How “Opal & Nev” were brought to life
How "Opal & Nev" came to life
Dawnie Walton had a strong sense of her future from an early age.
In a project her mother had saved from the ninth grade, Walton predicted that she would write three novels and work as a journalist for a magazine. After nearly two decades as editor for several national publications, Walton published her debut novel, The Final Revival of Opal & Nev, this past year and can confidently say her dreams have come true.
Walton spent Thursday talking with Newhouse School classes about The Final Revival of Opal & Nev, which follows a fictional rock ‘n’ roll duo through the trials and tribulations that came along with rapid stardom in the 1970s. The story, a passion project that took more than eight years to complete, was influenced by both Walton’s personal and professional experiences.
The ’70s are a time that Walton holds dearly; her parents were young and music filled her childhood home. Her work as an editor at magazines like Essence, Entertainment Weekly and LIFE, enabled her to explore identity, place and pop culture, which are all prevalent themes in the novel.

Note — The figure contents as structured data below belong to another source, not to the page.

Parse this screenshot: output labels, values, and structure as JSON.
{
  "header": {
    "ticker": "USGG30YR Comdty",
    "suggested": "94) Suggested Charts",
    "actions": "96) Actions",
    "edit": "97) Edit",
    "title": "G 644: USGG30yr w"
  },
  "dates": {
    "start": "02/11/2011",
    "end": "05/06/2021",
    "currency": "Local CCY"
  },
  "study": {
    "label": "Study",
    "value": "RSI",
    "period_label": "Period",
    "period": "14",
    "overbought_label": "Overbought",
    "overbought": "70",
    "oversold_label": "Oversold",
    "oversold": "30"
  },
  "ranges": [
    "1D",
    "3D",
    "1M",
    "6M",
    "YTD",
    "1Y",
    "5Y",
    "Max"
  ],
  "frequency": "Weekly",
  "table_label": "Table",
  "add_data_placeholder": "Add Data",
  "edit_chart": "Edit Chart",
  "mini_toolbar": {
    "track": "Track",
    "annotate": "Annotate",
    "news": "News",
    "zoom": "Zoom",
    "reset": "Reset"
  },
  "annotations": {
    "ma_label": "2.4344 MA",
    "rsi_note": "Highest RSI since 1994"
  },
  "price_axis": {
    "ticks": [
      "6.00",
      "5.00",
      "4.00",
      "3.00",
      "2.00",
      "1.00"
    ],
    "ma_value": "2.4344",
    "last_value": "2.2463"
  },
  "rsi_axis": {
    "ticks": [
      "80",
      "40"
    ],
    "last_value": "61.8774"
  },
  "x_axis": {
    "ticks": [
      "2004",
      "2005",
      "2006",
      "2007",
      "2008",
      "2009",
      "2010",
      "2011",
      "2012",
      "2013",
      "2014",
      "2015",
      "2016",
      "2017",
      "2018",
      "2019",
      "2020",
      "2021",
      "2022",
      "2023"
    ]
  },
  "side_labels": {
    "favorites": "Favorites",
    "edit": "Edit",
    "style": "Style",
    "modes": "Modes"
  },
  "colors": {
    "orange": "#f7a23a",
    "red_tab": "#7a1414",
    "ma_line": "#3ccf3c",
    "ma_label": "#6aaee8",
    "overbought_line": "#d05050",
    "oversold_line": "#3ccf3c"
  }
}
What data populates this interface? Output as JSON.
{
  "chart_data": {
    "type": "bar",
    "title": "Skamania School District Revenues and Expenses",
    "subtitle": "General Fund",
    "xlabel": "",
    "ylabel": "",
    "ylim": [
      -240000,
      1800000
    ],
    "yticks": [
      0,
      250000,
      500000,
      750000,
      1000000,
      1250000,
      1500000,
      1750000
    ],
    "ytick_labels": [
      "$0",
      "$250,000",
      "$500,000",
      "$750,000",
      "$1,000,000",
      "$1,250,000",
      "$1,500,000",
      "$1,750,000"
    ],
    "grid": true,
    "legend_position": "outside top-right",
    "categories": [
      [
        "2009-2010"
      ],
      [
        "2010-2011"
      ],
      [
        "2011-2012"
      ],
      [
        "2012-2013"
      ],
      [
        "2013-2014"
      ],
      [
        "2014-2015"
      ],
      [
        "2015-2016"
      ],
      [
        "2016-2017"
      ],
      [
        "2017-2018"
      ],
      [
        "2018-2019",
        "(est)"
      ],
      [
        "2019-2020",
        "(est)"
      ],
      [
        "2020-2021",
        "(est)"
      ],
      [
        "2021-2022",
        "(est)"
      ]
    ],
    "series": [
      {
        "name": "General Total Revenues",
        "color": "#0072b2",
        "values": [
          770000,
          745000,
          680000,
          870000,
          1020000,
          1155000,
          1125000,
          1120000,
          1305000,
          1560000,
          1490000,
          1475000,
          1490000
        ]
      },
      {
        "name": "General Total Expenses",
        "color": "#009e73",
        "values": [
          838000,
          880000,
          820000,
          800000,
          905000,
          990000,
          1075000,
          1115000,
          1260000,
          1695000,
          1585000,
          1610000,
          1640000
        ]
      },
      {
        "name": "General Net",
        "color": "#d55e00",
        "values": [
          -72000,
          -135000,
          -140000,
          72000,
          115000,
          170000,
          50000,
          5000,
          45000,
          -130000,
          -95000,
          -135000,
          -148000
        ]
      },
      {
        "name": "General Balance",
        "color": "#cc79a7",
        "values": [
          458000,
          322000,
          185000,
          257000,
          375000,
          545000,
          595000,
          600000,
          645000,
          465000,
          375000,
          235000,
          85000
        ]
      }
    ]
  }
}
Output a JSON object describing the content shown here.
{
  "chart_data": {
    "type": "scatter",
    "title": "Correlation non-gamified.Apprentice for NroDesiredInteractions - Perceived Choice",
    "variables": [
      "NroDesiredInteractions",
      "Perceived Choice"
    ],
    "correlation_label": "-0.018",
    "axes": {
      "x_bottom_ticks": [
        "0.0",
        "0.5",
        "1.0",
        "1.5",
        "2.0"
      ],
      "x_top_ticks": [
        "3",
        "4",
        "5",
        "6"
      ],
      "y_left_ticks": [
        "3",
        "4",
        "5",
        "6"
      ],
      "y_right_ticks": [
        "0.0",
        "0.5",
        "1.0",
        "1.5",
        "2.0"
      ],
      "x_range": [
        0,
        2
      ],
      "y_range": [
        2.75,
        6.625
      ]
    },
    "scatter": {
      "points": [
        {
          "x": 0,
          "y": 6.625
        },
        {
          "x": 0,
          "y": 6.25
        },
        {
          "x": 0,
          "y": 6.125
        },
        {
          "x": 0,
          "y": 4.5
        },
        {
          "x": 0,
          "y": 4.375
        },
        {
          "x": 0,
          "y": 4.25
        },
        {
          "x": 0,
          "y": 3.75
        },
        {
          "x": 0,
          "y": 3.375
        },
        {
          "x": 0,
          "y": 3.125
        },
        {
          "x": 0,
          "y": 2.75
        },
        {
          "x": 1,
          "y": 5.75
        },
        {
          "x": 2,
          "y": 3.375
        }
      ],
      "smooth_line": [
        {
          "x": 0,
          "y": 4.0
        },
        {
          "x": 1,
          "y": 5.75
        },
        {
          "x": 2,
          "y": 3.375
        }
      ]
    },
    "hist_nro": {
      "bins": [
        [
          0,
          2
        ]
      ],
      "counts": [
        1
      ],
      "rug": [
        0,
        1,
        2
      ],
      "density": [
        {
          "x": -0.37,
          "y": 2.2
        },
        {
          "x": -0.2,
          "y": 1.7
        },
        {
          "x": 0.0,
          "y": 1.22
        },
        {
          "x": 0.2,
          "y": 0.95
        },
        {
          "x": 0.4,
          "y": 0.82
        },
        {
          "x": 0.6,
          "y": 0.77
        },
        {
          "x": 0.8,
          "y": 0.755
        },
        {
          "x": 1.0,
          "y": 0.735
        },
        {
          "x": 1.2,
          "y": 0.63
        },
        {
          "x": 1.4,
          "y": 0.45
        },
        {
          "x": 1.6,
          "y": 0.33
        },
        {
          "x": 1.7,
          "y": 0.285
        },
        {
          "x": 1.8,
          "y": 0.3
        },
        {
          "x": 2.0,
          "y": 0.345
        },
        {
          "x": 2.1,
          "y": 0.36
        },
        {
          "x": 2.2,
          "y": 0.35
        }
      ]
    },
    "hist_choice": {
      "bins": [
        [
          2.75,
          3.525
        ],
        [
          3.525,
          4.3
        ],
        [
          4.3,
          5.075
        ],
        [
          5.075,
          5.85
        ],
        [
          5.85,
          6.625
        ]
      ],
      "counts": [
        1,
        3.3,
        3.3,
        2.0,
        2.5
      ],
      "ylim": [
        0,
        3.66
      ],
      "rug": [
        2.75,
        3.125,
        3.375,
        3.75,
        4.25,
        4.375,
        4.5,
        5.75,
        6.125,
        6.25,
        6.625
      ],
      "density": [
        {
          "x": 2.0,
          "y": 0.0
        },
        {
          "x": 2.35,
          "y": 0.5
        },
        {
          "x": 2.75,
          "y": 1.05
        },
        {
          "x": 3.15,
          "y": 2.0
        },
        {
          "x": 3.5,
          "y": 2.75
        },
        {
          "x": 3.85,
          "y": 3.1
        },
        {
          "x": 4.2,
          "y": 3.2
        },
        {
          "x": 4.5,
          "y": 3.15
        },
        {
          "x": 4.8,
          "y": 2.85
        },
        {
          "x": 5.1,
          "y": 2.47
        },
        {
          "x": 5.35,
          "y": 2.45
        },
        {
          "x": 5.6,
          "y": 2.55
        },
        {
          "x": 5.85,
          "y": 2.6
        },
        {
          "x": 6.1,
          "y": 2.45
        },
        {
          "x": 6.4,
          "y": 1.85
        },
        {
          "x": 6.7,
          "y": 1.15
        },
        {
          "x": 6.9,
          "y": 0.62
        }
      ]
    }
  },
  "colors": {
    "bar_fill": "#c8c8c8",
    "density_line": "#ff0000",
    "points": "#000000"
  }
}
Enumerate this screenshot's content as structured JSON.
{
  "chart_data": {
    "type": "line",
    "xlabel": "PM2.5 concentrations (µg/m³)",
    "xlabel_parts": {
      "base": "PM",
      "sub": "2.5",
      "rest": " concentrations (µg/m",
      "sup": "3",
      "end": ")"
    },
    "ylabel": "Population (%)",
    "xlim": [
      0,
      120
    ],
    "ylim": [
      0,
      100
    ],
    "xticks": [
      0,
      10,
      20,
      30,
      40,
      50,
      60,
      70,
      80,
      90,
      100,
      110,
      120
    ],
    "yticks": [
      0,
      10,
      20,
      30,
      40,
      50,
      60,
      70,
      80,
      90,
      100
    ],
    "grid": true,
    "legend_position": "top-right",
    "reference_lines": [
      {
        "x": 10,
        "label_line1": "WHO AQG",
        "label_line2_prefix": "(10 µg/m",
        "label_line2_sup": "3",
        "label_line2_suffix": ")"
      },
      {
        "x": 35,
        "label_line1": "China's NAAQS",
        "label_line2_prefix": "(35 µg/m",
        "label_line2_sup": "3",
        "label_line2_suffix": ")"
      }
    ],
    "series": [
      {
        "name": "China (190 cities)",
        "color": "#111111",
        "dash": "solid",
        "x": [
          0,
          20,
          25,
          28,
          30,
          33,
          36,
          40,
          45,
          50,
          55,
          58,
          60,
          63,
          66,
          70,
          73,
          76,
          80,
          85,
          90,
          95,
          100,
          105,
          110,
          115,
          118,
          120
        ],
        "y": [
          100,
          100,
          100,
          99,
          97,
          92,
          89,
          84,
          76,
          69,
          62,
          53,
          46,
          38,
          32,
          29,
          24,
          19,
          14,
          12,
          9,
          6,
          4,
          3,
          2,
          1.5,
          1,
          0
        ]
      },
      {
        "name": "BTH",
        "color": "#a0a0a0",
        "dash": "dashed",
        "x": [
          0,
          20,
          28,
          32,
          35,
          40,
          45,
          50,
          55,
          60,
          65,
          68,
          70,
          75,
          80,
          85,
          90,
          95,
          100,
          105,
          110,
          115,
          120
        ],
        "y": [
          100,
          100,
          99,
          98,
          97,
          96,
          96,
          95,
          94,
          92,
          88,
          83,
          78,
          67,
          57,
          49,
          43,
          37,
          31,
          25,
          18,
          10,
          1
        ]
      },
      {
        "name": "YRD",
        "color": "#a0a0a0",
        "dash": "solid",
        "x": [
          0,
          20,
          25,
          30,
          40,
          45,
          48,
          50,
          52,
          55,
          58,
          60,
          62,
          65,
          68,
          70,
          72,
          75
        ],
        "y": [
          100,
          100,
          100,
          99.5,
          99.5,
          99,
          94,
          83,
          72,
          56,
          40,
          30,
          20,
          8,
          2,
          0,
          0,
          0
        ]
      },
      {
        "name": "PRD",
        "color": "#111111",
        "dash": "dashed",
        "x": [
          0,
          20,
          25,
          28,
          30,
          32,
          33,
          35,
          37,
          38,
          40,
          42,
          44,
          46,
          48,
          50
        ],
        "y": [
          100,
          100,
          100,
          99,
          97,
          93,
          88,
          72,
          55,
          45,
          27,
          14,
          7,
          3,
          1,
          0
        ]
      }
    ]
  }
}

The first spark of inspiration for the story came to Walton in 2013 when she watched the documentary, 20 Feet From Stardom. The film follows background singers, mostly Black women who contributed to famous pop and rock songs. But their names and faces never appeared in music history. She recalls one moment specifically, seeing two women standing behind David Byrne of Talking Heads, who was center stage. These two women were joyful, with their microbraids and red lips commanding attention. Walton remembers just wanting to pull them to center stage and take in their energy, talent and beauty. This was the moment that inspired the first words of the story.
“This was the first time with this novel that I felt like it was really clicking,” Walton said. “I was getting something emotionally right, I was getting the characters right, I was getting the voices right. It’s hard to describe, but you know when you’re onto something that feels big and feels life-changing.”
And life-changing it was. Despite Walton taking her leap of faith and moving away from her career in journalism, the publication of her novel has afforded her opportunities in her previous career that she had never had before. In dutifully climbing the rungs of the media industry, she felt herself getting further and further away from her true passion: writing. But after The Final Revival of Opal & Nev came out, she was offered the chance to write cover stories. Now, though she wants to continue exploring her new identity as an author, the journalist side of her is still there.
“I always feel like those two pieces of me are still coexisting as the journalist and kind of like the dreamer, like the fiction writer, the practical, the logical and fantastical, both of those things at once,” Walton said.
This dream is something that has taken Walton farther than ever imagined and is inspiring to anyone looking to take that leap in their careers and their lives. She knew that when she no longer had a dream that scared her, something needed to change. She knew that she needed to trust her gut and trust herself, advice she would give to her younger self.